Place shredded cabbage in a large bowl (this is my big popcorn bowl)
Use your hands to "massage" the cabbage several times over the space of a half an hour or so, until the texture changes from crisp to wilted. You can use a potato masher for this if you don't want to use your hands, but hands work better. (Ignore the giant bags of cereal in the background)
Place cabbage and liquid in a large jar. Press the cabbage down firmly so it's packed tightly, and is below the level of the liquid. You can add a little water if you need to to make sure the cabbage is covered, but it shouldn't be necessary. I used a half gallon mason jar.
Place a plastic bag in the jar and fill it with water, making sure that the bag spreads out inside the jar. This acts as a weight to hold the cabbage below the level of the liquid.
Place a lid on the jar. I just used the ring, and let the water bag be open at the top, but you could tie the bag off, and put a solid lid on the jar too. It doesn't make that much difference. I just wanted to leave plenty of room for the sauerkraut to expand- and my very full bag of water did end up spilling down the sides of my jar a little.

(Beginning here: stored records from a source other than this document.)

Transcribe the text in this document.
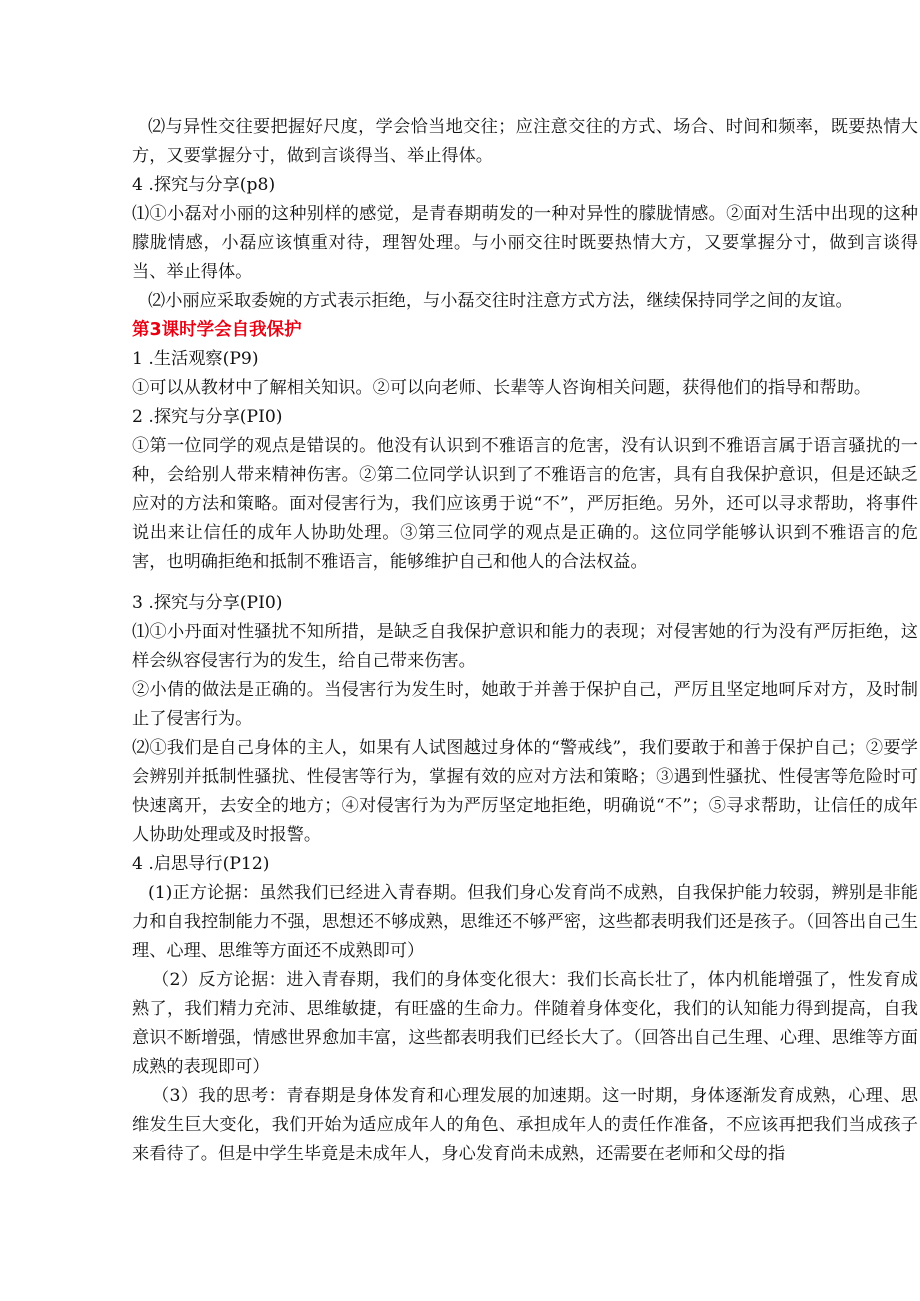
⑵与异性交往要把握好尺度，学会恰当地交往；应注意交往的方式、场合、时间和频率，既要热情大方，又要掌握分寸，做到言谈得当、举止得体。

4 .探究与分享(p8)

⑴①小磊对小丽的这种别样的感觉，是青春期萌发的一种对异性的朦胧情感。②面对生活中出现的这种朦胧情感，小磊应该慎重对待，理智处理。与小丽交往时既要热情大方，又要掌握分寸，做到言谈得当、举止得体。

⑵小丽应采取委婉的方式表示拒绝，与小磊交往时注意方式方法，继续保持同学之间的友谊。

第3课时学会自我保护

1 .生活观察(P9)

①可以从教材中了解相关知识。②可以向老师、长辈等人咨询相关问题，获得他们的指导和帮助。

2 .探究与分享(PI0)

①第一位同学的观点是错误的。他没有认识到不雅语言的危害，没有认识到不雅语言属于语言骚扰的一种，会给别人带来精神伤害。②第二位同学认识到了不雅语言的危害，具有自我保护意识，但是还缺乏应对的方法和策略。面对侵害行为，我们应该勇于说“不”，严厉拒绝。另外，还可以寻求帮助，将事件说出来让信任的成年人协助处理。③第三位同学的观点是正确的。这位同学能够认识到不雅语言的危害，也明确拒绝和抵制不雅语言，能够维护自己和他人的合法权益。

3 .探究与分享(PI0)

⑴①小丹面对性骚扰不知所措，是缺乏自我保护意识和能力的表现；对侵害她的行为没有严厉拒绝，这样会纵容侵害行为的发生，给自己带来伤害。

②小倩的做法是正确的。当侵害行为发生时，她敢于并善于保护自己，严厉且坚定地呵斥对方，及时制止了侵害行为。

⑵①我们是自己身体的主人，如果有人试图越过身体的“警戒线”，我们要敢于和善于保护自己；②要学会辨别并抵制性骚扰、性侵害等行为，掌握有效的应对方法和策略；③遇到性骚扰、性侵害等危险时可快速离开，去安全的地方；④对侵害行为为严厉坚定地拒绝，明确说“不”；⑤寻求帮助，让信任的成年人协助处理或及时报警。

4 .启思导行(P12)

(1)正方论据：虽然我们已经进入青春期。但我们身心发育尚不成熟，自我保护能力较弱，辨别是非能力和自我控制能力不强，思想还不够成熟，思维还不够严密，这些都表明我们还是孩子。（回答出自己生理、心理、思维等方面还不成熟即可）

（2）反方论据：进入青春期，我们的身体变化很大：我们长高长壮了，体内机能增强了，性发育成熟了，我们精力充沛、思维敏捷，有旺盛的生命力。伴随着身体变化，我们的认知能力得到提高，自我意识不断增强，情感世界愈加丰富，这些都表明我们已经长大了。（回答出自己生理、心理、思维等方面成熟的表现即可）

（3）我的思考：青春期是身体发育和心理发展的加速期。这一时期，身体逐渐发育成熟，心理、思维发生巨大变化，我们开始为适应成年人的角色、承担成年人的责任作准备，不应该再把我们当成孩子来看待了。但是中学生毕竟是未成年人，身心发育尚未成熟，还需要在老师和父母的指
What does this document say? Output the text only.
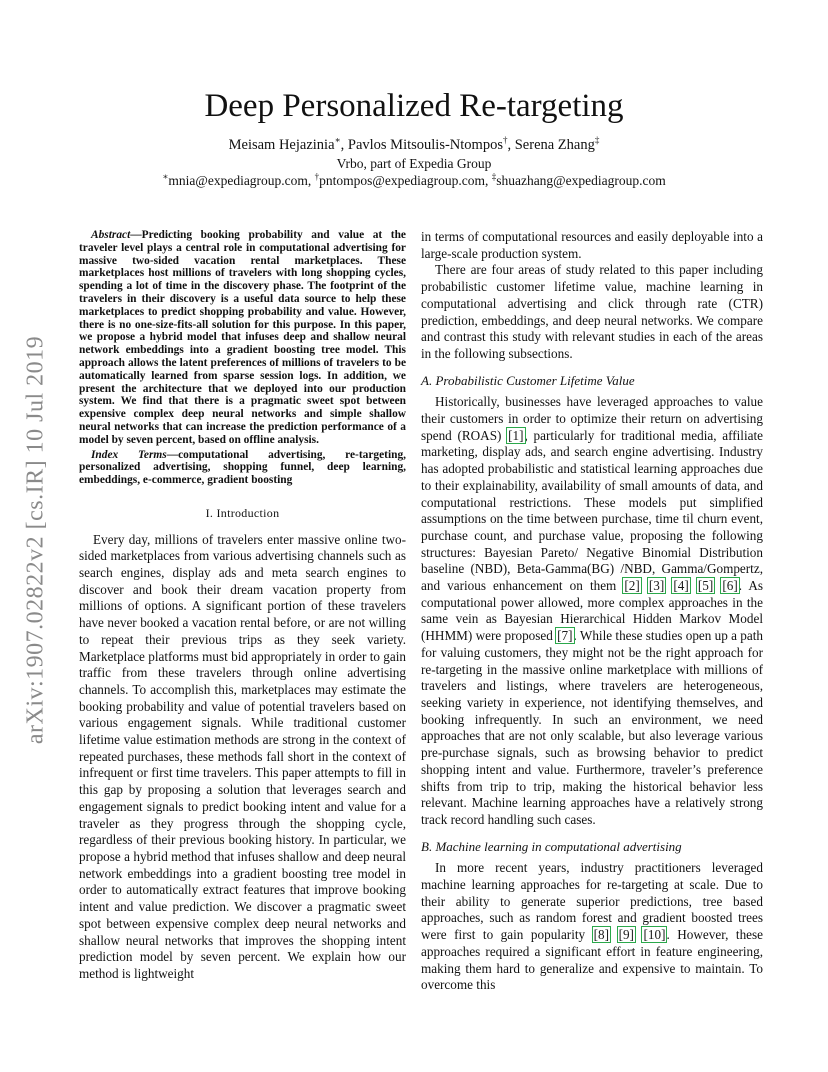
arXiv:1907.02822v2 [cs.IR] 10 Jul 2019
Deep Personalized Re-targeting
Meisam Hejazinia∗, Pavlos Mitsoulis-Ntompos†, Serena Zhang‡
Vrbo, part of Expedia Group
∗mnia@expediagroup.com, †pntompos@expediagroup.com, ‡shuazhang@expediagroup.com

Abstract—Predicting booking probability and value at the traveler level plays a central role in computational advertising for massive two-sided vacation rental marketplaces. These marketplaces host millions of travelers with long shopping cycles, spending a lot of time in the discovery phase. The footprint of the travelers in their discovery is a useful data source to help these marketplaces to predict shopping probability and value. However, there is no one-size-fits-all solution for this purpose. In this paper, we propose a hybrid model that infuses deep and shallow neural network embeddings into a gradient boosting tree model. This approach allows the latent preferences of millions of travelers to be automatically learned from sparse session logs. In addition, we present the architecture that we deployed into our production system. We find that there is a pragmatic sweet spot between expensive complex deep neural networks and simple shallow neural networks that can increase the prediction performance of a model by seven percent, based on offline analysis.

Index Terms—computational advertising, re-targeting, personalized advertising, shopping funnel, deep learning, embeddings, e-commerce, gradient boosting

I. Introduction

Every day, millions of travelers enter massive online two-sided marketplaces from various advertising channels such as search engines, display ads and meta search engines to discover and book their dream vacation property from millions of options. A significant portion of these travelers have never booked a vacation rental before, or are not willing to repeat their previous trips as they seek variety. Marketplace platforms must bid appropriately in order to gain traffic from these travelers through online advertising channels. To accomplish this, marketplaces may estimate the booking probability and value of potential travelers based on various engagement signals. While traditional customer lifetime value estimation methods are strong in the context of repeated purchases, these methods fall short in the context of infrequent or first time travelers. This paper attempts to fill in this gap by proposing a solution that leverages search and engagement signals to predict booking intent and value for a traveler as they progress through the shopping cycle, regardless of their previous booking history. In particular, we propose a hybrid method that infuses shallow and deep neural network embeddings into a gradient boosting tree model in order to automatically extract features that improve booking intent and value prediction. We discover a pragmatic sweet spot between expensive complex deep neural networks and shallow neural networks that improves the shopping intent prediction model by seven percent. We explain how our method is lightweight

in terms of computational resources and easily deployable into a large-scale production system.

There are four areas of study related to this paper including probabilistic customer lifetime value, machine learning in computational advertising and click through rate (CTR) prediction, embeddings, and deep neural networks. We compare and contrast this study with relevant studies in each of the areas in the following subsections.

A. Probabilistic Customer Lifetime Value

Historically, businesses have leveraged approaches to value their customers in order to optimize their return on advertising spend (ROAS) [1], particularly for traditional media, affiliate marketing, display ads, and search engine advertising. Industry has adopted probabilistic and statistical learning approaches due to their explainability, availability of small amounts of data, and computational restrictions. These models put simplified assumptions on the time between purchase, time til churn event, purchase count, and purchase value, proposing the following structures: Bayesian Pareto/ Negative Binomial Distribution baseline (NBD), Beta-Gamma(BG) /NBD, Gamma/Gompertz, and various enhancement on them [2] [3] [4] [5] [6]. As computational power allowed, more complex approaches in the same vein as Bayesian Hierarchical Hidden Markov Model (HHMM) were proposed [7]. While these studies open up a path for valuing customers, they might not be the right approach for re-targeting in the massive online marketplace with millions of travelers and listings, where travelers are heterogeneous, seeking variety in experience, not identifying themselves, and booking infrequently. In such an environment, we need approaches that are not only scalable, but also leverage various pre-purchase signals, such as browsing behavior to predict shopping intent and value. Furthermore, traveler’s preference shifts from trip to trip, making the historical behavior less relevant. Machine learning approaches have a relatively strong track record handling such cases.

B. Machine learning in computational advertising

In more recent years, industry practitioners leveraged machine learning approaches for re-targeting at scale. Due to their ability to generate superior predictions, tree based approaches, such as random forest and gradient boosted trees were first to gain popularity [8] [9] [10]. However, these approaches required a significant effort in feature engineering, making them hard to generalize and expensive to maintain. To overcome this
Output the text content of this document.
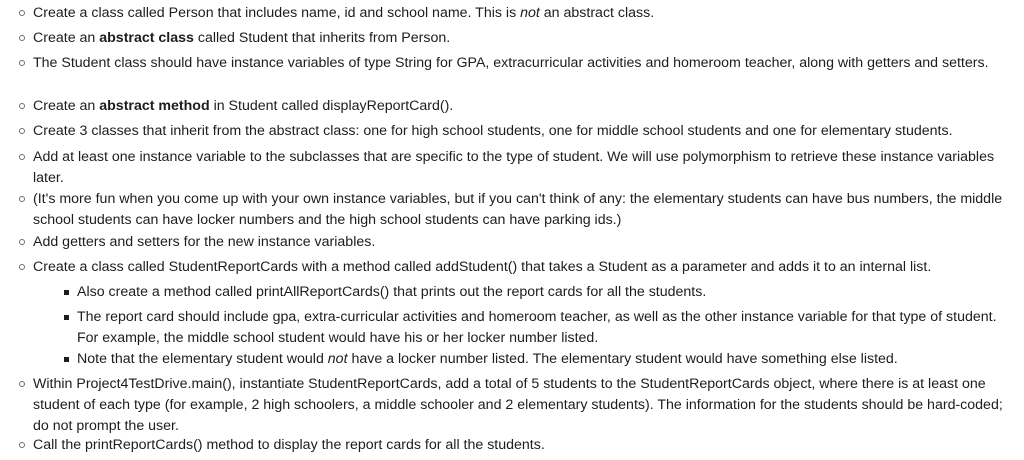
Create a class called Person that includes name, id and school name. This is not an abstract class.
Create an abstract class called Student that inherits from Person.
The Student class should have instance variables of type String for GPA, extracurricular activities and homeroom teacher, along with getters and setters.
Create an abstract method in Student called displayReportCard().
Create 3 classes that inherit from the abstract class: one for high school students, one for middle school students and one for elementary students.
Add at least one instance variable to the subclasses that are specific to the type of student. We will use polymorphism to retrieve these instance variables later.
(It's more fun when you come up with your own instance variables, but if you can't think of any: the elementary students can have bus numbers, the middle school students can have locker numbers and the high school students can have parking ids.)
Add getters and setters for the new instance variables.
Create a class called StudentReportCards with a method called addStudent() that takes a Student as a parameter and adds it to an internal list.
Also create a method called printAllReportCards() that prints out the report cards for all the students.
The report card should include gpa, extra-curricular activities and homeroom teacher, as well as the other instance variable for that type of student. For example, the middle school student would have his or her locker number listed.
Note that the elementary student would not have a locker number listed. The elementary student would have something else listed.
Within Project4TestDrive.main(), instantiate StudentReportCards, add a total of 5 students to the StudentReportCards object, where there is at least one student of each type (for example, 2 high schoolers, a middle schooler and 2 elementary students). The information for the students should be hard-coded; do not prompt the user.
Call the printReportCards() method to display the report cards for all the students.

Place the jar in a corner of your counter, away from major heat and direct sunlight.
My kitchen was a little on the cool side, so what was supposed to take three days took two weeks to get to where I was satisfied with the taste. After the time was up, I divided the kraut into three pint jars and put it in the fridge.
Now I just need some bratwursts.
Update: Got some hotdogs... They were good.